Unitarily inequivalent quantum cosmological bouncing models

TL;DR

This paper investigates the ambiguity in variable choice during quantization of bouncing cosmological models, revealing potential predictability issues that are less prominent in inflationary scenarios due to their monotonic scale factor behavior.

Contribution

It demonstrates that unitarily inequivalent quantizations in bouncing models can lead to incompatible predictions, highlighting a fundamental ambiguity absent in inflationary models.

Findings

Ambiguity in variable choice affects quantum predictions in bouncing models.

Inflationary models avoid this ambiguity due to monotonic scale factor.

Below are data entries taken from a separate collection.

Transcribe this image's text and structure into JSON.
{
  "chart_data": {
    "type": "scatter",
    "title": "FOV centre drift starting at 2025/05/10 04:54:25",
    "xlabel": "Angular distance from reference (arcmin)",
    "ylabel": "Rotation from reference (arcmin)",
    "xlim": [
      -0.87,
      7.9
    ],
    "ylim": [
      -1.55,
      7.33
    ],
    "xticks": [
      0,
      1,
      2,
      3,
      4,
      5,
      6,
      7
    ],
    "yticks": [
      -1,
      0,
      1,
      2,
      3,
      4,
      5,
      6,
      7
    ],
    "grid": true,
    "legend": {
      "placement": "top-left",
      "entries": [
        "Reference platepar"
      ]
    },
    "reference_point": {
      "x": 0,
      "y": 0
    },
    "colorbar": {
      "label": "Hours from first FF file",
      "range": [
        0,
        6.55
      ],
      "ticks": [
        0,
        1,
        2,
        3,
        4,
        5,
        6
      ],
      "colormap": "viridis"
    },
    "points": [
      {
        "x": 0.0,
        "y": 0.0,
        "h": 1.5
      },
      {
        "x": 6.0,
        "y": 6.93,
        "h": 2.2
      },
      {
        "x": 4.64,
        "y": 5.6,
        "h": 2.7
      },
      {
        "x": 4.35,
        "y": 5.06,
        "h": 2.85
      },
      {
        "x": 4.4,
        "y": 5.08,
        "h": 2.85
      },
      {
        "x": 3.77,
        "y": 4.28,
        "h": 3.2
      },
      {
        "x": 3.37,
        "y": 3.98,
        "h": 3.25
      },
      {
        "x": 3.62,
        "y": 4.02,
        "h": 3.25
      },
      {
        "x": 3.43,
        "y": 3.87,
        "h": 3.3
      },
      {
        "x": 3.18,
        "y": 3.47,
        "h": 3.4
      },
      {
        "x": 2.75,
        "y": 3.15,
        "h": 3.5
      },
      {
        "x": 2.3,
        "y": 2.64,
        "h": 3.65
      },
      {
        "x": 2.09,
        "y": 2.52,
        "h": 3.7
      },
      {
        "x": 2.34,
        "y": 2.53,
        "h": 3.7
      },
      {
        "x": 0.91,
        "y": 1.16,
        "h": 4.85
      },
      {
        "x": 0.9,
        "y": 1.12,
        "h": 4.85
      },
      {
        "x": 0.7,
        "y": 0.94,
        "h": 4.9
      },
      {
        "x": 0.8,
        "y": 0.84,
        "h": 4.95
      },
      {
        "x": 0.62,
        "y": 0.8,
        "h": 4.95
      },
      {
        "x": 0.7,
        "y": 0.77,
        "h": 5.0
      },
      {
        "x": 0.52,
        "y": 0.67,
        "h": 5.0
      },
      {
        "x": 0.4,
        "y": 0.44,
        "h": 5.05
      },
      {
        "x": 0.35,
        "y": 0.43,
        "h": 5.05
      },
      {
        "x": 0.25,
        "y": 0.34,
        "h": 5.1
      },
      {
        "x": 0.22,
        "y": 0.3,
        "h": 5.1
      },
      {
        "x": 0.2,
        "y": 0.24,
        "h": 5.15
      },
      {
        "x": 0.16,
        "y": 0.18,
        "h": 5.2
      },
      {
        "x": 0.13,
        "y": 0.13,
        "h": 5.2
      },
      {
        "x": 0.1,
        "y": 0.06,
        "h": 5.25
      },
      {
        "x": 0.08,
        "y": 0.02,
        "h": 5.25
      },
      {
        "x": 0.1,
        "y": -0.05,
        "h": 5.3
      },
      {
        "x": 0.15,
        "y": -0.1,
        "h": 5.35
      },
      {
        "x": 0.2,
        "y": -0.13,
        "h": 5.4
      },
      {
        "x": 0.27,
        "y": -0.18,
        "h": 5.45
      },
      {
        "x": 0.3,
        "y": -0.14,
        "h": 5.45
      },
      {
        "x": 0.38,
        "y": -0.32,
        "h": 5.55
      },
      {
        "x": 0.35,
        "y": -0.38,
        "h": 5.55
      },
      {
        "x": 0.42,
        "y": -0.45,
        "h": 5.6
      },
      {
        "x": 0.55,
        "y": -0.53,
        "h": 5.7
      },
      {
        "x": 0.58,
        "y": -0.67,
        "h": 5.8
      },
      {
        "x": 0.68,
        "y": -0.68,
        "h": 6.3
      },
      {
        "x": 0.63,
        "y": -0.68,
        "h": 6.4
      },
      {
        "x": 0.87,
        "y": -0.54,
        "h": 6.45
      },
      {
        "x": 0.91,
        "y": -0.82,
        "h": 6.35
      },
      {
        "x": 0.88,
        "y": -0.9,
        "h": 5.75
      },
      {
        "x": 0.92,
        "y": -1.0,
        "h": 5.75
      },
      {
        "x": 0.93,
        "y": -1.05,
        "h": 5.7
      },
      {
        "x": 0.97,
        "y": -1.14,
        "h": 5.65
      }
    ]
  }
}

Bouncing scenarios may face predictability issues because of this ambiguity.

Abstract

By quantising the background as well as the perturbations in a simple one fluid model, we show that there exists an ambiguity in the choice of relevant variables, potentially leading to incompatible observational physical predictions. In a classical or quantum inflationary background, the exact same canonical transformations lead to unique predictions, so the ambiguity we put forward demands a semiclassical background with a sufficiently strong departure from classical evolution. The latter condition happens to be satisfied in bouncing scenarios, which may thus be having predictability issues. Inflationary models could evade such a problem because of the monotonic behavior of their scale factor; they do, however, initiate from a singular state which bouncing scenarios aim at solving.